The African Development Bank Group (AfDB.org) on Thursday climaxed its 2020 Annual Meetings with a decisive reelection of President Akinwumi Adesina for a second five-year term as the pan-African development body gears up to support the continent’s COVID-19 recovery efforts.
“It shows your demonstrated weight of support for my vision. It shows a very clear extra mandate from all shareholders to go and implement the vision. It shows that all voices were heard,” Adesina said.
Adesina was first elected in May 2015 at the 50th Annual Meetings held in the Ivorian capital, Abidjan.
Virtual Meetings
This year’s Annual Meetings were held virtually for the first time to comply with COVID-19 social-distancing guidelines.
The three-day meetings provided a platform for the Bank Group’s shareholders to evaluate what has been a productive but challenging year, mainly due to the massive socio-economic impacts occasioned by the pandemic. Ireland, the newest and the 81st shareholder, participated for the first time.
The delegates discussed ways that the Bank will support Africa to build better after COVID-19, as well as further strengthen the institution and deepen its governance and financial sustainability to enable it to deliver its mandate. They also deliberated on regional trade, integration, youth employment, climate, gender and debt sustainability, and how to focus on quality health infrastructure to build economic resilience for Africa.
Aside from its traditional support for its regional member countries, the Bank also launched a $10 billion COVID-19 Response Facility to support African states to cushion them against the devastating effects of the disease. The Bank also raised a record $3 billion in social bonds on the global market.
From Côte d’Ivoire to Ghana
As with the tradition of the Annual Meetings, this year’s closing session featured the formal transfer of authority from Nialé Kaba, Ivorian Minister for Planning and Development, the current Chairperson of the Board of Governors, to Ghanaian Finance Minister Kenneth Ofori-Atta, whose country will host next year’s Annual Meetings in May 2021.
In his acceptance speech, Ofori-Atta commended his predecessor for her “incredible strength, fortitude and wisdom” in successfully guiding the Bank in the challenging COVID-19 period.
He commended the unanimity displayed by the Governors during the meetings and their support for Africa’s future, which will require collective and strenuous efforts to help it build back from the loss inflicted by the pandemic.
“We urgently need, across African economies, liquidity, debt sustainability solutions and capital for recovery in order to truly emerge from this pandemic. We need tailored solutions to our problems (and) as Africa’s premier Bank, the AfDB is best suited to play this role in such a time as this,” he added.
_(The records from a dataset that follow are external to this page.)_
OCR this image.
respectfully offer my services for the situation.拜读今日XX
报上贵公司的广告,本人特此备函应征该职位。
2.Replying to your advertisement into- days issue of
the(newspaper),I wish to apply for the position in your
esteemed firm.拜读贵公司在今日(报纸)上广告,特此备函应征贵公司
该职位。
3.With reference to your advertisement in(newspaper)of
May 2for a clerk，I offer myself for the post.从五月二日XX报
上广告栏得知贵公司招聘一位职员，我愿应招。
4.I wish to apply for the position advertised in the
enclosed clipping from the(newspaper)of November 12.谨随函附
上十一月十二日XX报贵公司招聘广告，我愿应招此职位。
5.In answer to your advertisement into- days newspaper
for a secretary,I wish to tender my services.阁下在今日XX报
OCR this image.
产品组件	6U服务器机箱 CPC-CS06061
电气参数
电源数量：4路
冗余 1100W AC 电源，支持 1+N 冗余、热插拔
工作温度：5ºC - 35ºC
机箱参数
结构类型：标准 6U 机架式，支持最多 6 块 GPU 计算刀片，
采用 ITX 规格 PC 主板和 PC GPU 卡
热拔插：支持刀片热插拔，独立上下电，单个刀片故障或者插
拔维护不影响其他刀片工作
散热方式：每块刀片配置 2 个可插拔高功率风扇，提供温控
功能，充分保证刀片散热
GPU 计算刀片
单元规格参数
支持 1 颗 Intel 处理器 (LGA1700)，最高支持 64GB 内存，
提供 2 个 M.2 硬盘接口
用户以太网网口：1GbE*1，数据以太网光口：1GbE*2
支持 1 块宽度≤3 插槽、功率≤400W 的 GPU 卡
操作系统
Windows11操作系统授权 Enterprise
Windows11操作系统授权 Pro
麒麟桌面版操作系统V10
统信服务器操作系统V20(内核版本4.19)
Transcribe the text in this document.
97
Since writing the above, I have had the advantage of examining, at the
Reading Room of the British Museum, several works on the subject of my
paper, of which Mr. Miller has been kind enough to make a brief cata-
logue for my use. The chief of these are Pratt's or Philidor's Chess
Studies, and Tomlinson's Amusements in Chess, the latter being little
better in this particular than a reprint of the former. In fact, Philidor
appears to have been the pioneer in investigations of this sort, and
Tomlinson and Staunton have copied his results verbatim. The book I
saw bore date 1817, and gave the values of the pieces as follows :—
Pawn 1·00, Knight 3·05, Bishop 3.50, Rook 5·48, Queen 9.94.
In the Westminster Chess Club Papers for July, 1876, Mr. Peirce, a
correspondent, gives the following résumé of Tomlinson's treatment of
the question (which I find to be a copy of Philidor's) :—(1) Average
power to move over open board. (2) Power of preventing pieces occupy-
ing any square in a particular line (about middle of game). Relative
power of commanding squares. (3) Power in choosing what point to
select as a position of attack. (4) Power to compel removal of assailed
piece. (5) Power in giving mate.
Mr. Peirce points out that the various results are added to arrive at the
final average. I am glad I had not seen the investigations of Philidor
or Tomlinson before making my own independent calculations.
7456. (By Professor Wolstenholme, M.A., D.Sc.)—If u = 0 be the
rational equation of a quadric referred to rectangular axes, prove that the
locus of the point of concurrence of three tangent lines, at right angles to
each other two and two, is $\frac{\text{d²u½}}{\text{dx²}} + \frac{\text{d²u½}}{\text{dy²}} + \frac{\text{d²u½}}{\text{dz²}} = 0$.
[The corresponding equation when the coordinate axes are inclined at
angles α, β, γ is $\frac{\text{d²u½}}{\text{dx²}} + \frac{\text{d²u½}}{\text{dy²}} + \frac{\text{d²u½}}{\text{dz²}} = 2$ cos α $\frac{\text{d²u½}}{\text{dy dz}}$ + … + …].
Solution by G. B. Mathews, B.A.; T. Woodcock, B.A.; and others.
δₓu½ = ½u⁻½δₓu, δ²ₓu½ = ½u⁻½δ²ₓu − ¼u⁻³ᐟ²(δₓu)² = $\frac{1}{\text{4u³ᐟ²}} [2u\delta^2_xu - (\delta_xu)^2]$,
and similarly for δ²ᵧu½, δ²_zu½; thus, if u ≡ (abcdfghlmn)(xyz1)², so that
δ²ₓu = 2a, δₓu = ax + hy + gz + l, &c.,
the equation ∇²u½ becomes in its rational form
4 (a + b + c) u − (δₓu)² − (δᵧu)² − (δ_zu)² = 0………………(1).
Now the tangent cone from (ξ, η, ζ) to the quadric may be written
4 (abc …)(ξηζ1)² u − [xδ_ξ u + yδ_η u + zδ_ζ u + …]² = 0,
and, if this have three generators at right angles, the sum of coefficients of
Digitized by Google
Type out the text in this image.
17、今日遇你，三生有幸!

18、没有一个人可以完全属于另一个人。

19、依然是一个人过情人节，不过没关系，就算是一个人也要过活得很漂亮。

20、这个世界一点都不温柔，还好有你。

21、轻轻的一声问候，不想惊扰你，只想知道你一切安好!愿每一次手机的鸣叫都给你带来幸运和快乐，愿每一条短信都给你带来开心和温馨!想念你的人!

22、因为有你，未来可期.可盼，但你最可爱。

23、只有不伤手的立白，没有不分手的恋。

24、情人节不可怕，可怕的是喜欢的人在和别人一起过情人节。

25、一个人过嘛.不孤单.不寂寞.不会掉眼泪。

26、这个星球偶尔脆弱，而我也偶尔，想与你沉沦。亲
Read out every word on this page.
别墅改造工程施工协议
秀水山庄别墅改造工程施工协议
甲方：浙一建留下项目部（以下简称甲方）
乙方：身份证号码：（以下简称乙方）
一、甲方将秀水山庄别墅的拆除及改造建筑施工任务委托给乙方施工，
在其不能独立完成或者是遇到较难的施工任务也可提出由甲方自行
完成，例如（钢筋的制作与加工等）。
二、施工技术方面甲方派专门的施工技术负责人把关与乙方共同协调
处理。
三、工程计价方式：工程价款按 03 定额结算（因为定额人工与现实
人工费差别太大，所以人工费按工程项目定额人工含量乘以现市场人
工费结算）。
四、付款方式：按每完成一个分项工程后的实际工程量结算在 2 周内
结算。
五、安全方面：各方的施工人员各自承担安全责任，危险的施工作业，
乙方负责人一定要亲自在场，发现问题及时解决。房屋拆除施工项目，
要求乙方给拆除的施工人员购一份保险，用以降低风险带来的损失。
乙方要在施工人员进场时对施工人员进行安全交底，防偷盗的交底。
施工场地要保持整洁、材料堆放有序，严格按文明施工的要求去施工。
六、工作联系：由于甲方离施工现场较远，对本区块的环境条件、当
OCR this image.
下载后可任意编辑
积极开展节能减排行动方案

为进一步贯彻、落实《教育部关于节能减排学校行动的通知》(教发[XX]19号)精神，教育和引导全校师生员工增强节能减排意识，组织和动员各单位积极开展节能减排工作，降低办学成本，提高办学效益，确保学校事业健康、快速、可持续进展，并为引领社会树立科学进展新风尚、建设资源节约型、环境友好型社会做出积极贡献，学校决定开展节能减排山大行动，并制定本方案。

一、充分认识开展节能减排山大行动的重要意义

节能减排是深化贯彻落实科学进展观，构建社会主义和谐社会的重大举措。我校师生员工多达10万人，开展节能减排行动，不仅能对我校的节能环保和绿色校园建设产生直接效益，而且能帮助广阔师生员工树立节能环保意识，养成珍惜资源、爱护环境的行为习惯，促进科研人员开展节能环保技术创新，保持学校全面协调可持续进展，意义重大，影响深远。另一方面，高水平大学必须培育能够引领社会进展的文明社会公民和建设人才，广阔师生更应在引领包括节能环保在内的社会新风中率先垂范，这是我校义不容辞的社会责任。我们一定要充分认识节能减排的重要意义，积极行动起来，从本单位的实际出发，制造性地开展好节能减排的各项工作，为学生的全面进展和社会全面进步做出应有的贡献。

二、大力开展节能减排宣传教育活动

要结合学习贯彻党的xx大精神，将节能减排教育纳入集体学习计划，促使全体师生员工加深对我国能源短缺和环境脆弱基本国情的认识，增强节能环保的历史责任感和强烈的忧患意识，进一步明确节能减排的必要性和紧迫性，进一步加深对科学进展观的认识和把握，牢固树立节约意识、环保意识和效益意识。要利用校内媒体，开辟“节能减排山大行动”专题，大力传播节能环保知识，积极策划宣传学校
He called on the Governors to support efforts to avert a potential debt default by member countries in the coming years.
Silver lining
There was also reason for celebration. Group President Adesina led a successful seventh General Capital Increase that saw the Bank’s general capital from $93 billion to $208 billion currently. This, Ofori-Atta said, places the Bank in a position to make a real impact.
He also recalled plans to begin the implementation of the African Continental Free Trade Area deal in January 2021 in what will become the world’s largest free trade area with a potential market of 1.2 billion people and combined GDP of around $3 trillion across the 54 regional member states of the Bank.